The low down on Valneva’s technology
Inactivated vaccines like VLA2001 use technology that has been around for decades. They contain viruses treated with heat, chemicals or radiation, so they cannot replicate, but can still trigger an immune response.
Valneva says inactivated vaccines could also prove to help people with weakened immune systems who are at greatest risk: population groups that newer vaccines do not yet have much data on. This includes pregnant women, the elderly and certain immunocompromised patients.
“Inactivated vaccine approaches are historically among the safest and most effective vaccine development strategies, with billions having been vaccinated with this technology over the past century,” a Valneva spokesperson told this publication previously.
"These include those with weakened immune systems who are at the greatest risk of COVID-19 infection. We believe having an inactivated vaccine that can be used widely and in those at the greatest risk of COVID-19 makes this approach most appropriate. Additionally, having an inactivated vaccine that has a longer shelf life that does not require special shipping or storing requirements is also optimal to reach all those in need of protection.”
The company outlined how VLA2001 consists of inactivated whole virus particles of SARS-CoV-2 with high S-protein density, in combination with two adjuvants, alum and CpG 1018. This adjuvant combination has consistently induced higher antibody levels in preclinical experiments than alum-only formulations and shown a shift of the cellular immune response towards Th1, it maintains.
VLA2001 is produced on Valneva’s established Vero-cell platform, leveraging the manufacturing technology for Valneva’s licensed Japanese encephalitis vaccine, IXIARO. The process, which has already been upscaled to final industrial scale, includes inactivation with BPL to preserve the native structure of the S-protein. CpG 1018 is a component of the US FDA-approved HEPLISAV-B vaccine.
VLA2001 is expected to conform with standard cold chain requirements (2°- 8°C) added Valneva.
Clinical trial work
VLA2001-201 is the first-in-human Phase 1/2 study evaluating three dose levels of VLA2001 (low, medium, high) for safety, tolerability and immunogenicity in a two-dose schedule with intra-muscular vaccinations three weeks apart.

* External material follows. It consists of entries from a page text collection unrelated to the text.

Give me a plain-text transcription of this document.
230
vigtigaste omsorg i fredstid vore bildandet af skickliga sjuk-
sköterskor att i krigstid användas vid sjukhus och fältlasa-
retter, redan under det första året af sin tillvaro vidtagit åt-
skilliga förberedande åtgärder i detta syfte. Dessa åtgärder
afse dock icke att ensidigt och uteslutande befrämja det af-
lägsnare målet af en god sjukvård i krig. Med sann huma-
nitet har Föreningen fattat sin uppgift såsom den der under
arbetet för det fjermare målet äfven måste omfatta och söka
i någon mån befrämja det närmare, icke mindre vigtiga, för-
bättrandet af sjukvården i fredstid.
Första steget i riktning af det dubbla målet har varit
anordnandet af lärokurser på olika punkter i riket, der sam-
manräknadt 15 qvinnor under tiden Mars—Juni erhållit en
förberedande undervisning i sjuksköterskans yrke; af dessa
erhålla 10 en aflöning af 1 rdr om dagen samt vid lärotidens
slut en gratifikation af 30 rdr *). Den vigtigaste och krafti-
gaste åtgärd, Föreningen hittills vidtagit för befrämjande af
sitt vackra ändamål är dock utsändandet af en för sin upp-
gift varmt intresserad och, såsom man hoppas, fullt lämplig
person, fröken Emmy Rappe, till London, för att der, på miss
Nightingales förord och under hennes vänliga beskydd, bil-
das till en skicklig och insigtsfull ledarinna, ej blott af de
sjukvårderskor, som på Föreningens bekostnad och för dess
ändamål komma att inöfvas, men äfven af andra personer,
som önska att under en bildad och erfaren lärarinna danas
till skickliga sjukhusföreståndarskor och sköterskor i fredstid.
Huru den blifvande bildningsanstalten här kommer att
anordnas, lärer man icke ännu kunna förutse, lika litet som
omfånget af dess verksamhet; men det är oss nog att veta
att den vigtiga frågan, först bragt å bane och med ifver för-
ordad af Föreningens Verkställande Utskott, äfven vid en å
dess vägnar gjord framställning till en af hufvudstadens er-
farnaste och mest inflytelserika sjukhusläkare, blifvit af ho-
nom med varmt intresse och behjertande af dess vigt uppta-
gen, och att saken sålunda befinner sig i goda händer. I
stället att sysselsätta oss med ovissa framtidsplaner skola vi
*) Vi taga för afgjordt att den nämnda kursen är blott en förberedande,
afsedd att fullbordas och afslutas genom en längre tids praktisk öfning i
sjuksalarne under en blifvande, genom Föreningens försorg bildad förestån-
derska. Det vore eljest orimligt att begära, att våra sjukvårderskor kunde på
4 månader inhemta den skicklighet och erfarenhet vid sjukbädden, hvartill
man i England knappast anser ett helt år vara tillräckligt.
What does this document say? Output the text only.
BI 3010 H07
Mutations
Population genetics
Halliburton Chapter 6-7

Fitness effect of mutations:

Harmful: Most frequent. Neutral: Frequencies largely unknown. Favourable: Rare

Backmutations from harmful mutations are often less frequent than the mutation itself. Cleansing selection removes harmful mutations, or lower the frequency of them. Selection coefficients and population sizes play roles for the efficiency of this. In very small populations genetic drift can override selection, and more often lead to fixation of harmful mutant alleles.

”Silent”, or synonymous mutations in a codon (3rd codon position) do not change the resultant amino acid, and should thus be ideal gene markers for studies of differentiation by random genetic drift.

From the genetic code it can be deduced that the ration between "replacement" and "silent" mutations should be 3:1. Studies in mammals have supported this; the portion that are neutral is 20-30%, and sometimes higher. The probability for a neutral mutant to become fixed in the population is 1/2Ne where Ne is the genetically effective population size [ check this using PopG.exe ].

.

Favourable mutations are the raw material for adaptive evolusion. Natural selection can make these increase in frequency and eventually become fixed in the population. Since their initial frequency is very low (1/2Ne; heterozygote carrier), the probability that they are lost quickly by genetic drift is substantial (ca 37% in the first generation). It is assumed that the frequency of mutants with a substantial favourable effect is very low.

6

Overall, 150 healthy young adults aged 18 to 55 years will be recruited. The study includes an open-label dose-escalation phase and will be conducted as a randomized, double-blind, multicenter study.
On January 8, 2021, a Data Safety Monitoring Board (DSMB) gave approval to progress into the study’s full randomization phase.
VLA2001-201 is conducted in two parts: Part A (Day 1 to Day 36) and Part B (Day 37 to Day 208).
Following an evaluation of Part A data from the present study, further clinical studies may be initiated, said the company.